Being a strong humanist leader is an exercise in calculated helplessness. Your job is to surround yourself with the best of the best and then let them do their jobs. This can be a terrifying proposition for anyone who cares deeply about the work they are doing.
Why do we do it? Because it works. We’ll dive into the detail on this in future chapters but the bottom line is that if you don’t let your people own the work they’re doing - have agency over their subject matter - you won’t achieve maximum output and they won’t be your people for long.
The flip side is that you better hire well. Knowing that you’re going to turn every implementation, every campaign, every task that you direct over to a qualified individual means that you need to trust implicitly the decision making acumen of those you hire. If you don’t, you either won’t trust them in the heat of battle or you’ll get sub-par results when you do.
Hire well or your output will suffer.

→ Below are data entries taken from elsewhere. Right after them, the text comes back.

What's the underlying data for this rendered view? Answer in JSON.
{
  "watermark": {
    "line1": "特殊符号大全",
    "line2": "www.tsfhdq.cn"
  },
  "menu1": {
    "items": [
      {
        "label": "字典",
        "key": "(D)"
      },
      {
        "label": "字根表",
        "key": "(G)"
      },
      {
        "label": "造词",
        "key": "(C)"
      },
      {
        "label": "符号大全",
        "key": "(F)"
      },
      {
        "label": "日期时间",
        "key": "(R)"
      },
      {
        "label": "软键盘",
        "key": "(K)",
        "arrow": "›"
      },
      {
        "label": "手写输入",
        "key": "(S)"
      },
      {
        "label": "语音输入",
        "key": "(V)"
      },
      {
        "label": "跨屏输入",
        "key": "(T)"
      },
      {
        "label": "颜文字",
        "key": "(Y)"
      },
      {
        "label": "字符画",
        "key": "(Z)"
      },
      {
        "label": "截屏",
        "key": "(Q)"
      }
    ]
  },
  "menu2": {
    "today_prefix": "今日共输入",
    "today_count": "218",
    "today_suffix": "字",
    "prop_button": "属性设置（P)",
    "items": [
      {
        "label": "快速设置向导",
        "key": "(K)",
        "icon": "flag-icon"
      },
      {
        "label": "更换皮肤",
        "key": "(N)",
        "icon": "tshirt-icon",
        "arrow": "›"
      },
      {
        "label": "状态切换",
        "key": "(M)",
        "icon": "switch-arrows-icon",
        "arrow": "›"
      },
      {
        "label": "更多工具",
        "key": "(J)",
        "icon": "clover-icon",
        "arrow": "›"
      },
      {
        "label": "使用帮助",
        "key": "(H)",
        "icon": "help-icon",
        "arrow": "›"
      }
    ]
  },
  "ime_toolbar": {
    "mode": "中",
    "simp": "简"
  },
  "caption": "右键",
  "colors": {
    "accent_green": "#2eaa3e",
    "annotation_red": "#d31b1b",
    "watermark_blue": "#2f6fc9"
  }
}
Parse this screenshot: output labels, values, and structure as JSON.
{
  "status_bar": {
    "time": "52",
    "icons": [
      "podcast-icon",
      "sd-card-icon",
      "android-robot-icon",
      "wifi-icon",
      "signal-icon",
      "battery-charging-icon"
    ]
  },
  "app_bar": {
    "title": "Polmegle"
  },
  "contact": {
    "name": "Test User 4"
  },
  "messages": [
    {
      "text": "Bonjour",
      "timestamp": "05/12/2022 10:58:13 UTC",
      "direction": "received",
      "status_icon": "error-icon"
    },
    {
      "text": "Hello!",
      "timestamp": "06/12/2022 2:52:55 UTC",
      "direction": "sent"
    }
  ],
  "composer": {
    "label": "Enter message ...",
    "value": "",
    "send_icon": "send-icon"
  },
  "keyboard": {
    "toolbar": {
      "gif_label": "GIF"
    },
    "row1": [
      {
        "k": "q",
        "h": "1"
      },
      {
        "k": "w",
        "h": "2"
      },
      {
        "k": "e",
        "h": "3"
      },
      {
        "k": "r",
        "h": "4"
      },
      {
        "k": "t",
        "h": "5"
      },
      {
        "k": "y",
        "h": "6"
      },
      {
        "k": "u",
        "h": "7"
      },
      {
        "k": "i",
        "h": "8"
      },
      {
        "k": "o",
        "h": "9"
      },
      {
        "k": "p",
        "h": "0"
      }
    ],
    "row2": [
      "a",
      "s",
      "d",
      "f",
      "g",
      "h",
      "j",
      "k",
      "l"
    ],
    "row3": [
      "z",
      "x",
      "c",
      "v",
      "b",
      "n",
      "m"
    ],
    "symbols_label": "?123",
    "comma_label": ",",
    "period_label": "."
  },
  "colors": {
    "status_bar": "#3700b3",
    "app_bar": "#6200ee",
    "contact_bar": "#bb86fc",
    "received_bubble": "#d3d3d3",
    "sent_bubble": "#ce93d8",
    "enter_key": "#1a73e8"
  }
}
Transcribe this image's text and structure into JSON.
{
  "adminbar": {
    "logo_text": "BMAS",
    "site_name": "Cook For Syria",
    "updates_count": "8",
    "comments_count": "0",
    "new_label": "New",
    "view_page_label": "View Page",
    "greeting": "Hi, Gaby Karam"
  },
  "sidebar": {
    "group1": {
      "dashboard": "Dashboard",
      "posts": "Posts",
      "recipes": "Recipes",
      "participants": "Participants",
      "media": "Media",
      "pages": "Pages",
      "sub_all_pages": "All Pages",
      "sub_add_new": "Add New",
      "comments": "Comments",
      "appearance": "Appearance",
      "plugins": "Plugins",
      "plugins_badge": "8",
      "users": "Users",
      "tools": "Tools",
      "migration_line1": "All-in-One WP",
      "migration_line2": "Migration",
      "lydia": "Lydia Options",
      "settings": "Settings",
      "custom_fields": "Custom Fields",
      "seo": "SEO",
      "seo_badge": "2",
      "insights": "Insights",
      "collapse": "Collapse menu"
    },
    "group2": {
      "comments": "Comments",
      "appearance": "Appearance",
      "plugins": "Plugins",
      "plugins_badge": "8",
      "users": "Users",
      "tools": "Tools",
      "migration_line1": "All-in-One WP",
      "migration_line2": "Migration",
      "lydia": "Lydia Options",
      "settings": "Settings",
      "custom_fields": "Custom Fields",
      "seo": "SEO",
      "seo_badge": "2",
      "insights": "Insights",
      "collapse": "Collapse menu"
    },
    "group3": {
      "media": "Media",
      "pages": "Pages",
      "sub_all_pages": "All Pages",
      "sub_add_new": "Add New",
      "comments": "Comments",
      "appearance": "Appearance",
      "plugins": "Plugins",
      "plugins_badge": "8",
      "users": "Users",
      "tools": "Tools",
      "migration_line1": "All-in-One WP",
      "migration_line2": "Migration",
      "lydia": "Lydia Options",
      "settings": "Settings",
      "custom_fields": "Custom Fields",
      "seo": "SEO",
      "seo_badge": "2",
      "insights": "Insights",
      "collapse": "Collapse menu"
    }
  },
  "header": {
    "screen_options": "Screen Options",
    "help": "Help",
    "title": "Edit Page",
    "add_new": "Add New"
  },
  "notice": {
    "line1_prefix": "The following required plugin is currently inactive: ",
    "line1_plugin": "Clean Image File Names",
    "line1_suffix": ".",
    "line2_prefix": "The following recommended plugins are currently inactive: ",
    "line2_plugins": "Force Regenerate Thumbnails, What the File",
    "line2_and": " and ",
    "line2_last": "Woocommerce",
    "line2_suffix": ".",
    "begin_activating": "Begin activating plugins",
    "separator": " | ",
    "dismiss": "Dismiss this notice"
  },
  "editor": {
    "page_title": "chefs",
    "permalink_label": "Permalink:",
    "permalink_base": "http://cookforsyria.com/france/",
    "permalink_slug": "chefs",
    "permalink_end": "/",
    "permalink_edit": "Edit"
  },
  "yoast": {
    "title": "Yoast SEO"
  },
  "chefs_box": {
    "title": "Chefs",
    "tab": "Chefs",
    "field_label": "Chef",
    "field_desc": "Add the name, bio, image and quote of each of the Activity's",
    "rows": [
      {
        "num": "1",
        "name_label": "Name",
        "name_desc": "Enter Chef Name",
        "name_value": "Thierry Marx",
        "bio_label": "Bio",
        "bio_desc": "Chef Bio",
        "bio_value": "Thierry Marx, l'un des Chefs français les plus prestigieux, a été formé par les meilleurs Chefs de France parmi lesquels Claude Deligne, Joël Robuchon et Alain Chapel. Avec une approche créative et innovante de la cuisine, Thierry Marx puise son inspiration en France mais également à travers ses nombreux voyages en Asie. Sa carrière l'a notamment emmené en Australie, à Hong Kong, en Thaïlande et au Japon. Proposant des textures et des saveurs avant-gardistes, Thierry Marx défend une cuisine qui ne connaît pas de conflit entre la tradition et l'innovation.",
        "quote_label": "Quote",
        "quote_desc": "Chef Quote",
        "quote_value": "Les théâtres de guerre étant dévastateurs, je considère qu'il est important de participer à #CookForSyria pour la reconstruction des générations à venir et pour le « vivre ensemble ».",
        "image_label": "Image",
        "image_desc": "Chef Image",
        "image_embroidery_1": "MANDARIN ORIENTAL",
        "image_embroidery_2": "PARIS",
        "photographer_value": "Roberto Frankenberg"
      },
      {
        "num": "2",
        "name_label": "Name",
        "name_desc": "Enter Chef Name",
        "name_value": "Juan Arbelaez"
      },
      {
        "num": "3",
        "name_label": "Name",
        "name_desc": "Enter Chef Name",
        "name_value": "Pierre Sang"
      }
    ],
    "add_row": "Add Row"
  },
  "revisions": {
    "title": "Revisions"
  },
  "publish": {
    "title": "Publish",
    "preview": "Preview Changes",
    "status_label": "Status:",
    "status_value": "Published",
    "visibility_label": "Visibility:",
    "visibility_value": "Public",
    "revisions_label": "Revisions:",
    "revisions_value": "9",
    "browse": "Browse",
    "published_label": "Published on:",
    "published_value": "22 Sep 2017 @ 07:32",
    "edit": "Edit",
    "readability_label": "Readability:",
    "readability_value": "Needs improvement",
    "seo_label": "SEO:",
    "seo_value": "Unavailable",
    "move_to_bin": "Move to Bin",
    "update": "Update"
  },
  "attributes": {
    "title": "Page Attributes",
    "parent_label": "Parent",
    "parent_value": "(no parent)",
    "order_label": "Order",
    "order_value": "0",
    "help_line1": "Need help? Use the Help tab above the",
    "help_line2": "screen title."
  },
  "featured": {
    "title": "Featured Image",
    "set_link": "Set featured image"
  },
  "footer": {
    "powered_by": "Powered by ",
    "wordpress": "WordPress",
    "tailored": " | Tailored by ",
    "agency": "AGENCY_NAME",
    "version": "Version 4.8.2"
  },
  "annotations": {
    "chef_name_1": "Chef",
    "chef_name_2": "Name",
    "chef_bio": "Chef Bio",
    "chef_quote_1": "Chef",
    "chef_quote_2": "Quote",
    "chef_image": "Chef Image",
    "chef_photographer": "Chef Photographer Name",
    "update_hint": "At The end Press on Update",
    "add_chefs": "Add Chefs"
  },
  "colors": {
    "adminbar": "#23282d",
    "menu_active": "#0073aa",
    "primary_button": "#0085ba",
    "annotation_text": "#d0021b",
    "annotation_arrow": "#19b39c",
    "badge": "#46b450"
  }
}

Bottom line.
Have you ever noticed that when a particularly good engineer, artist or designer goes to a company, they’re often followed by a number of other exceptionally talented individuals? This isn’t a coincidence. Talent follows talent.
When the best of the best are considering their options, a big part of the equation is on-staff talent. If they know and trust the people working in an organization, they are much more likely to join up.
Similarly, when interviewing high end talent, be aware that it’s a two-way street. Those individuals are assessing you as much as you are assessing them. If you send your best into the interview to spar with them on their specialty (in a friendly and positive manner of course), you’ll earn their respect and impress upon them the reality of working with your exceptional team.
For this reason, it is extremely important to hire well, especially with your early employees, as they will be doing a lot of the early team building alongside you.
Sometimes, extenuating circumstances will lead exceptional individuals to bail quickly on promising opportunities; it happens to the best of us. In my experience though, the best collaborators share one trait: the ability to finish and finish strong.
This trait - this borderline obsession - will often motivate best-in-class talent to stick around longer than your average individual. The same strong-finisher trait that made them great in the first place will lead them to work with you through thick and thin (and there will be both) and help you boost your employee retention, one of the most crucial elements of success for Humanist leaders.
It’s human nature. You see a problem, you work on that problem. When you have a highly functional team comprised of exceptional individuals, you’re working with your entire team to move the project or service forward.
When you have an under-performing resource, it’s only natural to spend a great deal of time trying to help that person succeed. This is especially true if you hired that person, believing they are or have the potential to be a world class collaborator. You’ll pour hours upon hours of your time - of your team's time - into those resources.
This is why, if you are ever in doubt as to whether a resource will be a good fit with your organization, always defer to voting "No" on a hire. You can always keep searching for a perfect resource, but a bad resource will suck a great deal of your time...and worse...
A key pillar of the Humanist Methodology is allowing your subject matter experts to own their areas of expertise. This empowers high performing resources to do their best work and inspires them to invest long-term in the project and team at hand. This can be counter to the traditional Command & Control method made famous by visionaries like Steve Jobs.
The specific risk with making bad hires in any system - especially this one - is that by giving your collaborators a ton of leeway to make decisions, own their projects, and exert their influence on the project and culture, you’re giving them freedom to make bad decisions. In a Command & Control structure, this can be easily countered by the specific direction of a strong leader. In our type of management structure, bad collaborators can do vastly more damage, further weighting the importance of hiring well.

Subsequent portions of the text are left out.